So that was the long-ago trigger. Ben had broken the news to Tom one fine Sunday morning, and died in the subsequent explosion.
Maxwell frowned concernedly. “You all right, mate? Look like you had a bad oyster.”
But even that, more’s the pity, was not the finish.
Not long a
fter dinner with my rich friend I was strolling up Park Street towards Bristol University to collect some research material. And I started assessing, in a chauvinist pig’s window-shopping manner, a very short skirt and long legs.

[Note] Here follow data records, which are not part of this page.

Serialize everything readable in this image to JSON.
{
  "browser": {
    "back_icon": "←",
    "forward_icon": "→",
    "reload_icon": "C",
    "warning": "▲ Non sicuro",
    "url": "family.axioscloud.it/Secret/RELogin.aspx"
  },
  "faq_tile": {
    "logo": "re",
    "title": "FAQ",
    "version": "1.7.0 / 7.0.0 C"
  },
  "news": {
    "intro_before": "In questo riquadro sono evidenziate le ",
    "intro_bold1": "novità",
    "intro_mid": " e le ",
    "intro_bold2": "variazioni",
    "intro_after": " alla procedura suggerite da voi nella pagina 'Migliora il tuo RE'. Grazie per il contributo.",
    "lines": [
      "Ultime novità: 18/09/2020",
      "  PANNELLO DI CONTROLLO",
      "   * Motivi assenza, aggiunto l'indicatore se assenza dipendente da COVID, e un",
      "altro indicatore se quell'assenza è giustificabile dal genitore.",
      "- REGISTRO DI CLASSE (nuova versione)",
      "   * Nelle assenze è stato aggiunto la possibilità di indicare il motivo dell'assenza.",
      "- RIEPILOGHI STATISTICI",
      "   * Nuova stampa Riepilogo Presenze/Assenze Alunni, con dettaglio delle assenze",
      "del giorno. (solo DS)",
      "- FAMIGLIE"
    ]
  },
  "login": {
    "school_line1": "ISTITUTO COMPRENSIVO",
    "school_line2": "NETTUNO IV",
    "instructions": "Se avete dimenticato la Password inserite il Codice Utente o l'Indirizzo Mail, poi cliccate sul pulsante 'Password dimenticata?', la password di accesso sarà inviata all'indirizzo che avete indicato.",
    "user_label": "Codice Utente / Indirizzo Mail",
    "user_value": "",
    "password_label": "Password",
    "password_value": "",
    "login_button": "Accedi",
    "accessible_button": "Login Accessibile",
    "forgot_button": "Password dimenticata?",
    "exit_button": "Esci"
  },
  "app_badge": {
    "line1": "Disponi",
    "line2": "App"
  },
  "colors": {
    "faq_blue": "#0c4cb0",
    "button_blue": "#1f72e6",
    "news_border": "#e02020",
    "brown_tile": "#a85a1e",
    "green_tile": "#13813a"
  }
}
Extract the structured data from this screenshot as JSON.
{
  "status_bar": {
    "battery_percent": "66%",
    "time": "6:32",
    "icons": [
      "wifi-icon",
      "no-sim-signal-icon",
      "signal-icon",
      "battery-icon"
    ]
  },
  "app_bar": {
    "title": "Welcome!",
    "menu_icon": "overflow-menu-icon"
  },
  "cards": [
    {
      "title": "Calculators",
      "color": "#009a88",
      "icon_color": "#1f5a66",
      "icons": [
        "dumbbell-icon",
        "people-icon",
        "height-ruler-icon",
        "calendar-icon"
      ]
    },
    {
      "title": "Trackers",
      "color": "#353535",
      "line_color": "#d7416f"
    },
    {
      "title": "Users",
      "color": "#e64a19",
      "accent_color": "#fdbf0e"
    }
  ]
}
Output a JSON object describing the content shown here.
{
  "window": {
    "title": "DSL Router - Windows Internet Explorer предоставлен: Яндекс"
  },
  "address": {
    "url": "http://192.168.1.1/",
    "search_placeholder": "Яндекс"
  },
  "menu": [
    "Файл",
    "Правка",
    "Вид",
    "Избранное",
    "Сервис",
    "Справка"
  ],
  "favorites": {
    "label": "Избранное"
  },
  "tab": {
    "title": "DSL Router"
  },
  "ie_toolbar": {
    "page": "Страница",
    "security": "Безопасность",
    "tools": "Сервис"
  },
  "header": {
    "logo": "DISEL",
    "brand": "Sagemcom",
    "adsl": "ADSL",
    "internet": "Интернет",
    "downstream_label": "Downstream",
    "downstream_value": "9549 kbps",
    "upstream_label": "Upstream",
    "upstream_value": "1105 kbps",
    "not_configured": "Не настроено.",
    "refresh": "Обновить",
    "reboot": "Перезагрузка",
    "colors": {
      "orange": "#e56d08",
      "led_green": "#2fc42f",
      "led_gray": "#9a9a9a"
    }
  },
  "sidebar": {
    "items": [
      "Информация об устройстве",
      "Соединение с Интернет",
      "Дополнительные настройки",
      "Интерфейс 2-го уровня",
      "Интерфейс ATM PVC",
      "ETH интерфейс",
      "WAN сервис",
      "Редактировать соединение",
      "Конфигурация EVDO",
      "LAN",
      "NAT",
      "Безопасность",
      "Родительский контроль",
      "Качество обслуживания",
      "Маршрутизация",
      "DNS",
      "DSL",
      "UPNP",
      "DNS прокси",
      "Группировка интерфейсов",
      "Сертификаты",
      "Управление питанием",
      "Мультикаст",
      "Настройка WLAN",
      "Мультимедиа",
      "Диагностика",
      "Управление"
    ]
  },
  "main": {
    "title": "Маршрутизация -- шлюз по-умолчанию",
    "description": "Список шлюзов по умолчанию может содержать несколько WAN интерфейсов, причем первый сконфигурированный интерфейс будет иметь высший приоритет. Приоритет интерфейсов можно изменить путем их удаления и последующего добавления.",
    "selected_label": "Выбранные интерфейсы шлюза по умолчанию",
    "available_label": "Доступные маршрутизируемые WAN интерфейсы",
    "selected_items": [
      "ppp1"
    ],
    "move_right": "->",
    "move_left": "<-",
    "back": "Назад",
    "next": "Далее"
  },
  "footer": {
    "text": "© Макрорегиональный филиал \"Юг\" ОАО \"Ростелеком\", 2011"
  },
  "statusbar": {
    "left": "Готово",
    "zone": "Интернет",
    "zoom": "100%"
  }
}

Then she glanced back and it was Selina. Fortunately my face is naturally impassive. I hadn’t seen her close-to in several years. It was not that she had aged, but there were elements of hardness and dryness, an aura as much as a look. Makeup more emphatic than before, a discontented pucker to her mouth. “Billy! Are you following me?” Big smile, wet kiss.
Like a fool, effusive through guilt at being disappointed in her, I asked Selina to lunch. “Lovely! I’ll just tell my manageress...” Truly, it had slipped my mind that her boutique was in Park Street.
Once we had ordered, Selina burbled that she only looked in at the shop twice a week now and as for me, I was a recluse, what were the odds against the two of us, etcetera and so forth. Pleased to a borderline nerve-wracking extent.
I don’t like the sound of this, whined the base, self-serving swine at the back of my mind. Married women have always been off-limits to me, less from concern over adultery than simple prudence. Affairs of that brand generally end in tears before bedtime; afterwards, actually, and because of.
Cue for tepid, neutral small talk, how was the boutique faring, what were her holiday plans... er, this Turner exhibition due to open at Bristol art gallery next month, wouldn’t that be a treat.
The smoked salmon couldn’t be ignored any longer. As soon as I paused for the first mouthful, Selina jumped in with, “I made a terrible mistake, you know.” And it all poured out: husband a morose workaholic, jealous, possessive, yet unwilling to spend much time with her. “Any attention he spares is the wrong kind, checking on me. I have to keep an eye on the business, but every time I come here, there’s a scene. He’s probably ringing the shop right now; I told Mandy to say I’m out looking at fabrics.”
“No need for that,” I said firmly. “We’re just having lunch, probably won’t happen again for years.”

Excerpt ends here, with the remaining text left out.